Sources:  Year: 1940; Census Place: Detroit, Wayne, Michigan; Roll: m-t0627-01849; Page: 6A; Enumeration District: 84-286. (Ancestry.com).

Vasco name meaning. https://www.ancestry.com/name-origin?surname=vasco. (accessed 09/29/19).

Our Dear Deer Friend

Vintage photo, circa 1920s – 1940s.

Price:  $5.00           Size:  About 3 and 1/8 x 2 and 3/8″

Outside of a cedar-shingled, hotel, we presume, two women and a deer enjoy a visit while in the background a man and young boy appear to be in the middle of a handshake. I like the light reflecting off of those velvet-y antlers, and the surprise of that hefty tree trunk immediately in front of one of the windows. Good for viewing ants from that room, and which came first, the tree or the building?

Mrs. Minnie Perreault

Old photo, circa 1930s, white border.

Price:  $10.00        Size:  2 and 3/4 x 4 and 1/2″

Continuing with a very short theme of “woman with oar or paddle” 🙂 here’s a photo circa 1930s, and we’re guessing (though not certain) that the woman in the canoe is the “Mrs. Minnie Perreault” as written on the back. She was the wife of Ludger Perreault, and their address given is 479 Ann St., Hartford, CT. The 1930 Federal Census for Hartford shows them at this address, along with their daughter Lillian, age 9, with several lodgers living also in the household. This photo was found in a box of loose photos at the vintage paper fair recently visited in San Francisco.

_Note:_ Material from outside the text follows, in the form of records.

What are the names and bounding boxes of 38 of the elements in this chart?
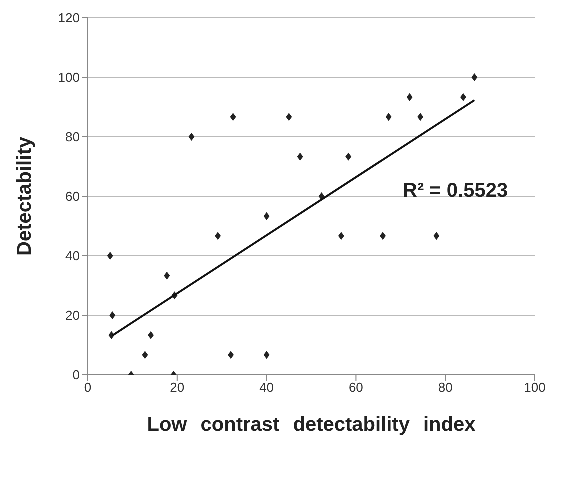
y-tick-label: 120	[58, 10, 80, 26]
point	[188, 133, 195, 141]
x-tick-label: 0	[84, 380, 92, 396]
y-axis-title: Detectability	[14, 136, 36, 256]
x-tick-label: 80	[438, 380, 453, 396]
point	[264, 351, 270, 360]
point	[110, 312, 116, 320]
point	[148, 331, 154, 340]
y-tick-label: 20	[66, 308, 80, 324]
point	[107, 252, 114, 260]
point	[338, 232, 344, 240]
point	[472, 74, 478, 82]
point	[228, 351, 234, 360]
x-tick-label: 40	[260, 380, 274, 396]
point	[142, 351, 148, 360]
point	[297, 152, 304, 161]
x-tick-label: 100	[524, 380, 546, 396]
point	[434, 232, 440, 240]
x-axis-title: Low contrast detectability index	[147, 414, 476, 436]
point	[164, 272, 170, 280]
point	[460, 93, 466, 102]
point	[264, 212, 270, 220]
x-tick-label: 60	[348, 380, 364, 396]
point	[406, 93, 413, 102]
point	[380, 232, 386, 240]
point	[215, 232, 222, 240]
point	[230, 113, 236, 122]
y-tick-label: 0	[72, 368, 80, 383]
y-tick-label: 100	[58, 70, 80, 86]
y-tick-label: 80	[66, 130, 80, 145]
y-tick-label: 60	[66, 189, 80, 204]
y-tick-label: 40	[66, 248, 80, 264]
point	[418, 113, 424, 122]
x-tick-label: 20	[170, 380, 185, 396]
point	[286, 113, 292, 122]
point	[386, 113, 392, 122]
point	[346, 152, 352, 161]
annotation: R² = 0.5523	[403, 180, 508, 203]
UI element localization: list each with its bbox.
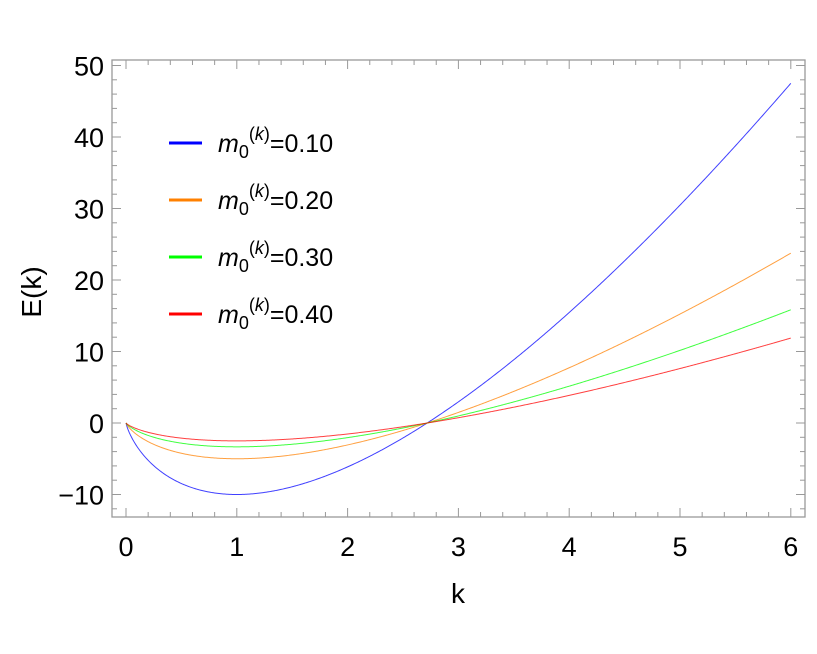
x-tick-label: 3 [451,532,466,562]
y-tick-label: 50 [74,52,104,82]
legend-item: m0(k)=0.20 [169,181,333,219]
x-tick-label: 6 [783,532,798,562]
legend: m0(k)=0.10 m0(k)=0.20 m0(k)=0.30 m0(k)=0.40 [169,124,333,333]
series-line [125,252,792,460]
legend-label: m0(k)=0.20 [218,181,333,219]
x-tick-label: 2 [340,532,355,562]
legend-label: m0(k)=0.40 [218,295,333,333]
x-axis-label: k [451,578,466,609]
y-axis-label: E(k) [16,266,47,317]
plot-border [111,59,806,518]
legend-label: m0(k)=0.10 [218,124,333,162]
y-tick-label: 40 [74,123,104,153]
legend-item: m0(k)=0.10 [169,124,333,162]
y-tick-label: −10 [58,481,104,511]
y-tick-label: 20 [74,266,104,296]
legend-label: m0(k)=0.30 [218,238,333,276]
legend-item: m0(k)=0.30 [169,238,333,276]
series-line [125,309,791,448]
y-tick-label: 30 [74,195,104,225]
x-tick-label: 1 [229,532,244,562]
data-curves [125,83,792,495]
x-tick-label: 5 [672,532,687,562]
y-tick-label: 0 [89,409,104,439]
y-tick-label: 10 [74,338,104,368]
series-line [125,83,792,495]
x-tick-label: 4 [562,532,577,562]
plot-frame [111,59,806,518]
x-tick-label: 0 [118,532,133,562]
legend-item: m0(k)=0.40 [169,295,333,333]
axis-ticks: 0 1 2 3 4 5 6 −10 0 10 20 30 40 50 [58,52,805,562]
series-line [125,337,791,442]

Source:  Year: 1930; Census Place: Hartford, Hartford, Connecticut; Page: 3A; Enumeration District: 0039; FHL microfilm: 2339999. (Ancestry.com).

Girl With Boat Oar

Lithograph, printing company unknown. Circa 1870s – 1890s.

Price:  $6.00       Size:  1 and 3/8 x 2 and 3/4″

Nothing printed on the back but one assumes this small card may have been part of a series, maybe of seaside scenes or women in regional dress or bathing attire. And it’s a colorful outfit she wears:  peach skirt, sleeveless top with wide vertical stripes in wine and light blue. And the lighter rose-colored material that encircles her hips, is this part of the skirt or top? Note the emblem of some sort on the skirt, and the peach tam o’shanter hat. Was that a mistake by the printer to have that line going from the hat to behind the girl’s back? And we can’t also help but wonder at the small landmark (like something manmade – a statue perhaps) that appears on the distant horizon; as if this card was fashioned after a specific location, somewhere well-known to the lithographer but that leaves us in the dark today. Lots of questions without answers on this one but maybe that’s part of it’s charm!